As LCCs continue to grow, they are challenging the dominance of full-service carriers and reshaping competition across the region.
Legacy Carriers Maintain Stronghold
Despite the rise of LCCs, legacy carriers like Emirates, Qatar Airways, and Saudia Group remain regional powerhouses. These three carriers collectively operated 127 million departing seats in 2024, solidifying their positions as the top three airline groups in the Middle East.
Emirates and Qatar Airways also rank among the top 20 global airlines by capacity and the top 10 by available seat kilometers, underscoring their global influence.
Legacy carriers rely heavily on connecting traffic, with 84% of Qatar Airways’ passengers, 77% of Etihad’s, and 66% of Emirates’ travelers using their hubs for onward journeys.
This connectivity strengthens the Middle East’s role as a global aviation hub, linking continents and driving passenger traffic.

Competitive Routes and Regional Trends
The Middle East’s busiest routes are highly competitive. The Cairo–Riyadh corridor stands out, with eight airlines vying for passengers. Other key routes, such as Dubai–Riyadh and Cairo–Jeddah, also see intense competition.
Meanwhile the Dubai–Heathrow route is more concentrated, with four airlines in operation. These competitive hotspots highlight the region’s strategic importance and the battle for market share among carriers.
Egypt emerges as a focal point for LCC growth, particularly in the African market. For instance, 96% of flyadeal’s African capacity, 81% of flynas’s, and 73% of Air Arabia’s Middle East–Africa capacity are dedicated to Egypt.
This trend underscores Egypt’s growing appeal as a destination and a hub for affordable travel.

A Bright Future for Middle East Aviation
Filip Filipov, COO of OAG, emphasizes the region’s growth potential. “The Middle East’s strategic position as a global hub, combined with the dynamic expansion of both low-cost and network carriers, is driving unprecedented opportunities.”

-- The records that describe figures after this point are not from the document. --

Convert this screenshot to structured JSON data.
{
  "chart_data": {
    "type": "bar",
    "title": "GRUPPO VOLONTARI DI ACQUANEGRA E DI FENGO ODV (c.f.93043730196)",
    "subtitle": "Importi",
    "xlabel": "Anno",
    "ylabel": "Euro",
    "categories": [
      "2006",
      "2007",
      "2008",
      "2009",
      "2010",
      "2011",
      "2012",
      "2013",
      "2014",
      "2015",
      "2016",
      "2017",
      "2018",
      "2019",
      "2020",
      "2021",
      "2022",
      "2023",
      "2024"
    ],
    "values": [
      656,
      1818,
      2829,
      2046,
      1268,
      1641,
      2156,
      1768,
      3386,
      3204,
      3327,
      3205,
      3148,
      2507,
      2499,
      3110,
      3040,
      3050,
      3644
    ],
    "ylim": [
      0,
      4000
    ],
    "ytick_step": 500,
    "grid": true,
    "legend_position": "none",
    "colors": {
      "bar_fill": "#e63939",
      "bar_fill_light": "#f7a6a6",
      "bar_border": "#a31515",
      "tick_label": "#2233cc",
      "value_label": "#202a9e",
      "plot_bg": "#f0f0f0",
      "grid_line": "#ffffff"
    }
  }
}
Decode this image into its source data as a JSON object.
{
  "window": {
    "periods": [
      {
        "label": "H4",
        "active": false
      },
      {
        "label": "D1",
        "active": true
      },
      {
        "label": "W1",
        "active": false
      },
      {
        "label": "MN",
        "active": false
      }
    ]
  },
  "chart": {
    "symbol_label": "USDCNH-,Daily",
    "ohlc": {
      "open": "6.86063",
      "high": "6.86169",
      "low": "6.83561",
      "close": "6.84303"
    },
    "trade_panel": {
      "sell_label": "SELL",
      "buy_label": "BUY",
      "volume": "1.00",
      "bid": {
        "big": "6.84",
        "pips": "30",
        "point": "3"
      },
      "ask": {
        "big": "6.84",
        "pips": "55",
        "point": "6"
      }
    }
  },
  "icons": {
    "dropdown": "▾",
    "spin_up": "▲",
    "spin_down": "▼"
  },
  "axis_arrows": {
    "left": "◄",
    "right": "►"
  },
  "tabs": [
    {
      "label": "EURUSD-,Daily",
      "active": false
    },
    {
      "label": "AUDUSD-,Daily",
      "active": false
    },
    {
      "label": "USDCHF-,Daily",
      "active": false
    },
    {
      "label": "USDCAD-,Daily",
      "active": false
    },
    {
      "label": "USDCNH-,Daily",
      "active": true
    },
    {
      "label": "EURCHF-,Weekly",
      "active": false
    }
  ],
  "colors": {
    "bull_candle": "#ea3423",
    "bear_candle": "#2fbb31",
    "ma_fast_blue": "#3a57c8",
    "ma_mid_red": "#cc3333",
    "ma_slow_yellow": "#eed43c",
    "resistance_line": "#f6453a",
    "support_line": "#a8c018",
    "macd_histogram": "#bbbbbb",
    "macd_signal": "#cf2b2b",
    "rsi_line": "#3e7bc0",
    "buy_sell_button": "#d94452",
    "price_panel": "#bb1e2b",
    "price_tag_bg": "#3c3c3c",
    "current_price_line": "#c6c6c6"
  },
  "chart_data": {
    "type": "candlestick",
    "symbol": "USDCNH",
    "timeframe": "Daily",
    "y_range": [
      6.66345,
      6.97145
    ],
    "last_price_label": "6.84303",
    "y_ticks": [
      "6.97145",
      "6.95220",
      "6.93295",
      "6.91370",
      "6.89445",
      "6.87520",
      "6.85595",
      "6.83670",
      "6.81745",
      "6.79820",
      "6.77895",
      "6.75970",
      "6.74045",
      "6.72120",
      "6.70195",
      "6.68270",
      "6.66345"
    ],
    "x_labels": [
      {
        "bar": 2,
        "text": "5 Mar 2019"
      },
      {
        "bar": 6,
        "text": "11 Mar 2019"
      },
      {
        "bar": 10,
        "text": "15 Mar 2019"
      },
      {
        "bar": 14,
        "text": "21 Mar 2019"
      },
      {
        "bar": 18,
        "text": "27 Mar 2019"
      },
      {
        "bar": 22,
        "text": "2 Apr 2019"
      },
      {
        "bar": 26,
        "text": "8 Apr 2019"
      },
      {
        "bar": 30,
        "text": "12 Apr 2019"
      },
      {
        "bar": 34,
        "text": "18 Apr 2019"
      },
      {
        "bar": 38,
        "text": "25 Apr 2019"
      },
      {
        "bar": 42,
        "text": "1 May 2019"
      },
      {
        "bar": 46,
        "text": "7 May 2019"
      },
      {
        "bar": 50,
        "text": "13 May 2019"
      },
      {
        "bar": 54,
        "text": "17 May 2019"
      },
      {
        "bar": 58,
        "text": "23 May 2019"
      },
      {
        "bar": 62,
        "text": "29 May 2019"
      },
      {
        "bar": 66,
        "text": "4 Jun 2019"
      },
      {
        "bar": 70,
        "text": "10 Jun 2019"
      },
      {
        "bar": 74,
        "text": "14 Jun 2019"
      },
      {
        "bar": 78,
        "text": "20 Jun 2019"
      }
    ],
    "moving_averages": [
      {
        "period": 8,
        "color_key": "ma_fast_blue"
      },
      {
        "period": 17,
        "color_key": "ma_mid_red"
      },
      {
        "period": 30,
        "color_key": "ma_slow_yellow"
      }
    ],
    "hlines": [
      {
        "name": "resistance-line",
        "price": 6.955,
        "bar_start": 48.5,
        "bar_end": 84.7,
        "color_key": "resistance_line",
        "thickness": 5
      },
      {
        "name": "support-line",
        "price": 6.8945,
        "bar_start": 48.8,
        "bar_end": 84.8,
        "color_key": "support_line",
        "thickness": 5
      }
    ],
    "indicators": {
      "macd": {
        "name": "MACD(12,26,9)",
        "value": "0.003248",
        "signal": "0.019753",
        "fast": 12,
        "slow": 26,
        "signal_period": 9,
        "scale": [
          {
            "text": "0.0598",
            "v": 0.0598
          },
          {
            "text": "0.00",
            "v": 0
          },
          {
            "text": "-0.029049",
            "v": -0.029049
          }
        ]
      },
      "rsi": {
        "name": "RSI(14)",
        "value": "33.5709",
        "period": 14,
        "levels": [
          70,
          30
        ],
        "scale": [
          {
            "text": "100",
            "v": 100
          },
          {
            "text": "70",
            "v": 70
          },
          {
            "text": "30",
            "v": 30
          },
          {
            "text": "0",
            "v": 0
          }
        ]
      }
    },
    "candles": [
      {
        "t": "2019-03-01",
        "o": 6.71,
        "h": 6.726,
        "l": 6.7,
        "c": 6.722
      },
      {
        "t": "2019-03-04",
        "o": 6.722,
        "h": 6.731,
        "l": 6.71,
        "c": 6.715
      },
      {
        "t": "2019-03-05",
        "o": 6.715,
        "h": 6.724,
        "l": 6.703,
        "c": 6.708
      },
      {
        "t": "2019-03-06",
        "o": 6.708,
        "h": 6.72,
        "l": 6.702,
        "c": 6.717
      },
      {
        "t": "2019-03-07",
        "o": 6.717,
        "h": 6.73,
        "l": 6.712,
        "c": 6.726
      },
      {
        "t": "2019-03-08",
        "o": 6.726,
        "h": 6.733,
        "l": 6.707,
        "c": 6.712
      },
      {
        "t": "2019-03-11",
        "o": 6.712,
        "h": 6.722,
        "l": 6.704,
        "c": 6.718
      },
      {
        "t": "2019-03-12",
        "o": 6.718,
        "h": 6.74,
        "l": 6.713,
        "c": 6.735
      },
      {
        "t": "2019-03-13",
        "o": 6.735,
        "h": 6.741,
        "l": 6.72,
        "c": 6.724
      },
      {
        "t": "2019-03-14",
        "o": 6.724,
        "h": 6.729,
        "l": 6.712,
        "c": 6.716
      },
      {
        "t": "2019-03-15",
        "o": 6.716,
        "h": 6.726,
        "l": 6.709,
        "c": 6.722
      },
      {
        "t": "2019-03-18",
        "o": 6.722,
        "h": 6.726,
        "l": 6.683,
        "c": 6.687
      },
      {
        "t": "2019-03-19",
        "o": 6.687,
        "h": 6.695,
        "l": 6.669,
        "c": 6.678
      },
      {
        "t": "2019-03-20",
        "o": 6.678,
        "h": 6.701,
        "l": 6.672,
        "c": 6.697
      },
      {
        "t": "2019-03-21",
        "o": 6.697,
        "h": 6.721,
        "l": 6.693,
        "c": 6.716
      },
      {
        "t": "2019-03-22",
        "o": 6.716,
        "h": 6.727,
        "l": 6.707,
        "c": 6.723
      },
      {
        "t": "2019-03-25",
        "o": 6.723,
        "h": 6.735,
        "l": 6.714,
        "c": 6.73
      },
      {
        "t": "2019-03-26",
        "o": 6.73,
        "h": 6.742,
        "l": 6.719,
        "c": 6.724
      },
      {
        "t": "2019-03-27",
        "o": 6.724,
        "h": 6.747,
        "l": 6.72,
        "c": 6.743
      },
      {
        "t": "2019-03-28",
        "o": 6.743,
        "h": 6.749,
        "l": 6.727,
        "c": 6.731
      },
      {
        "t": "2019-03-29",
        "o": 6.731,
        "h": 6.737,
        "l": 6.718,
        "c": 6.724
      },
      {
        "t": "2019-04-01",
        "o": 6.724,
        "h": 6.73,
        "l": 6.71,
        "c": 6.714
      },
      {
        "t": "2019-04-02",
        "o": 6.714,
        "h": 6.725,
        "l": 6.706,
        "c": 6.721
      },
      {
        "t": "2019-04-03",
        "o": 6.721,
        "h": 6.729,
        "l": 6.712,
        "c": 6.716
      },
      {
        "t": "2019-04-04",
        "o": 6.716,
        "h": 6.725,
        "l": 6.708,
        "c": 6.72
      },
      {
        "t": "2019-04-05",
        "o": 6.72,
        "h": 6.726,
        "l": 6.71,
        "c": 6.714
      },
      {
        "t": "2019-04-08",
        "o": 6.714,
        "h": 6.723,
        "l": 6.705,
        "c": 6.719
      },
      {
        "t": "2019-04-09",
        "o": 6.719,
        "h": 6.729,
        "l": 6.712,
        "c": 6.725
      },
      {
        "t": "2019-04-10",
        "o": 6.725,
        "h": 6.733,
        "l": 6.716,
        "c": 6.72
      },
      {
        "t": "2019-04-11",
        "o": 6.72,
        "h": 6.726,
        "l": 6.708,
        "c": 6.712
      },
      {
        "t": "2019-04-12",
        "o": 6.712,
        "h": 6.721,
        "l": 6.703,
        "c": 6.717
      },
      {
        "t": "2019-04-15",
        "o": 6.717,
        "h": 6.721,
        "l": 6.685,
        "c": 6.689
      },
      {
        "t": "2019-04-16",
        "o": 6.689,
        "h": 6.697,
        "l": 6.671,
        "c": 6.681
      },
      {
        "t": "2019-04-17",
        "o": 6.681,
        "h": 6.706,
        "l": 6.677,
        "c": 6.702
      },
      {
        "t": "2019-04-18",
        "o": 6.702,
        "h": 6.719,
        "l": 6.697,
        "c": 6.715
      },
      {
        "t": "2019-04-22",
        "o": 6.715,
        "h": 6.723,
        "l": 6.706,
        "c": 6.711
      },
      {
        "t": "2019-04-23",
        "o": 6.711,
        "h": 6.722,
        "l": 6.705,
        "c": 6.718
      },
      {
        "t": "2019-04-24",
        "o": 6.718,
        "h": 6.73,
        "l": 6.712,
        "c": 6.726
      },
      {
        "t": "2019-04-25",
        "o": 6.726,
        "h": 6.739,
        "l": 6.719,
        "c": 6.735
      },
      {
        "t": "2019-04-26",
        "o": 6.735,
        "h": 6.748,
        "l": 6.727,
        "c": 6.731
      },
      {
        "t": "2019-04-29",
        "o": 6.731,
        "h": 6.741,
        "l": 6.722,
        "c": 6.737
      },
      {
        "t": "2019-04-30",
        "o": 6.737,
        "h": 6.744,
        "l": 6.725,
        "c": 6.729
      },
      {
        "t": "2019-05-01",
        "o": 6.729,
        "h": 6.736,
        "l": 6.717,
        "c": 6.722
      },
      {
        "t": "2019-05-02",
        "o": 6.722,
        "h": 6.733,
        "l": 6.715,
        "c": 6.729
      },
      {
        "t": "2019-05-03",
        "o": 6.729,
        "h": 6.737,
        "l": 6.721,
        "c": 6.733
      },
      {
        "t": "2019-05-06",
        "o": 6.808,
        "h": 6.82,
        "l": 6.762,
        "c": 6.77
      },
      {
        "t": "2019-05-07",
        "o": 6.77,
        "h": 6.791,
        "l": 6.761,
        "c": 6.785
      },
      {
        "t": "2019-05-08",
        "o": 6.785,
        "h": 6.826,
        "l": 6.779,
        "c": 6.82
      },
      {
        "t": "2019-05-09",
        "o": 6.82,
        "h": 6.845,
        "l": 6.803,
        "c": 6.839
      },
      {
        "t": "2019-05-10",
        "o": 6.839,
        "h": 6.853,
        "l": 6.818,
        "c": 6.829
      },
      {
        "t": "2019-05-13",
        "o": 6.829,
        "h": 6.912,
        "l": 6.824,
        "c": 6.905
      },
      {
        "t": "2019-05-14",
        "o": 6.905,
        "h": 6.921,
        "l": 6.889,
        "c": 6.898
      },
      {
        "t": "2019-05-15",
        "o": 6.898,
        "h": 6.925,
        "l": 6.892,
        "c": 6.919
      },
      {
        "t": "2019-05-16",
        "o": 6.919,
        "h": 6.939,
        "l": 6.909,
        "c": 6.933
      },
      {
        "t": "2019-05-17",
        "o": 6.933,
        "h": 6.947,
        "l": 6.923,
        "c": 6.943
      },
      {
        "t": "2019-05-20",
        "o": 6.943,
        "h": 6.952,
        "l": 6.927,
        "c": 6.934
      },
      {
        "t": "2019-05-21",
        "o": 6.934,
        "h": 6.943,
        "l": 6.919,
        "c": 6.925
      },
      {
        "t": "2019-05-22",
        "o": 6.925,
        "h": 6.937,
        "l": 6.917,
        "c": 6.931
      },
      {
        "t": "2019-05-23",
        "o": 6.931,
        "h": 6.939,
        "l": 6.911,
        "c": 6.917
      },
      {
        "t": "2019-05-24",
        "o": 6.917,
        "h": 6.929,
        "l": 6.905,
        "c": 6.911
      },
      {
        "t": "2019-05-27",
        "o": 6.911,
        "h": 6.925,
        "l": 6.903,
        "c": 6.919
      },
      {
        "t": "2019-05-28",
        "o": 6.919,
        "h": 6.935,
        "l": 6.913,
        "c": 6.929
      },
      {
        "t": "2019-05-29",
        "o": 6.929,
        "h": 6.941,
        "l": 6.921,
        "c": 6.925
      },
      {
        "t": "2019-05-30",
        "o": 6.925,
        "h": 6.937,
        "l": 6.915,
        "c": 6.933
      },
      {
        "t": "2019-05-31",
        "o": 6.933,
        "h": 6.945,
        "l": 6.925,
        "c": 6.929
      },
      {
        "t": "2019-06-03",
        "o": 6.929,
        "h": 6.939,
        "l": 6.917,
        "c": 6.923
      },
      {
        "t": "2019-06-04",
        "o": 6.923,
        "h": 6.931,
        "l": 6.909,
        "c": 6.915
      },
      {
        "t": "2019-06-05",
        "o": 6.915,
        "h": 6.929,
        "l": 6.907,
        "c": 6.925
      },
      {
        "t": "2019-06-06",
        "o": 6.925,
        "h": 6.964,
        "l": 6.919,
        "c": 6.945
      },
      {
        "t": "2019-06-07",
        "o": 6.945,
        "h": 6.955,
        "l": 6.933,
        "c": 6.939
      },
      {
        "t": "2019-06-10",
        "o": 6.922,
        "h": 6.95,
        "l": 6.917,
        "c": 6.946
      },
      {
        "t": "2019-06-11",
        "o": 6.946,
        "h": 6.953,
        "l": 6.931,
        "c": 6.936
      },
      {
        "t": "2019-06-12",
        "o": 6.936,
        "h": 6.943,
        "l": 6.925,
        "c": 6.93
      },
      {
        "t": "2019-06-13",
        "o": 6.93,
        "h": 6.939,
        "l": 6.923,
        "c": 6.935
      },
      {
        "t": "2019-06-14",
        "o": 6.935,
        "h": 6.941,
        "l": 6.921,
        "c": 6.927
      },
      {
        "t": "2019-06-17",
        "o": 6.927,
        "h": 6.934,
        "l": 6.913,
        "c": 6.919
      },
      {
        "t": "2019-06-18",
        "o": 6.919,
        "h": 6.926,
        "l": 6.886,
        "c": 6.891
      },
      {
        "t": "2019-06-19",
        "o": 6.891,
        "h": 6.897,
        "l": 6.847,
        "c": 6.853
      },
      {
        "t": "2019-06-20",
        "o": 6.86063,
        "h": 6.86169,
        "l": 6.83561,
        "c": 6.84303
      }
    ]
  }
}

“This vibrant market is setting the stage for advancements in aviation technology and passenger experience.”
As the Middle East aviation market continues to grow, the interplay between LCCs and legacy carriers will shape its future.
With increasing competition, technological innovation, and a focus on passenger experience, the region is poised to further strengthen its position as a global aviation leader.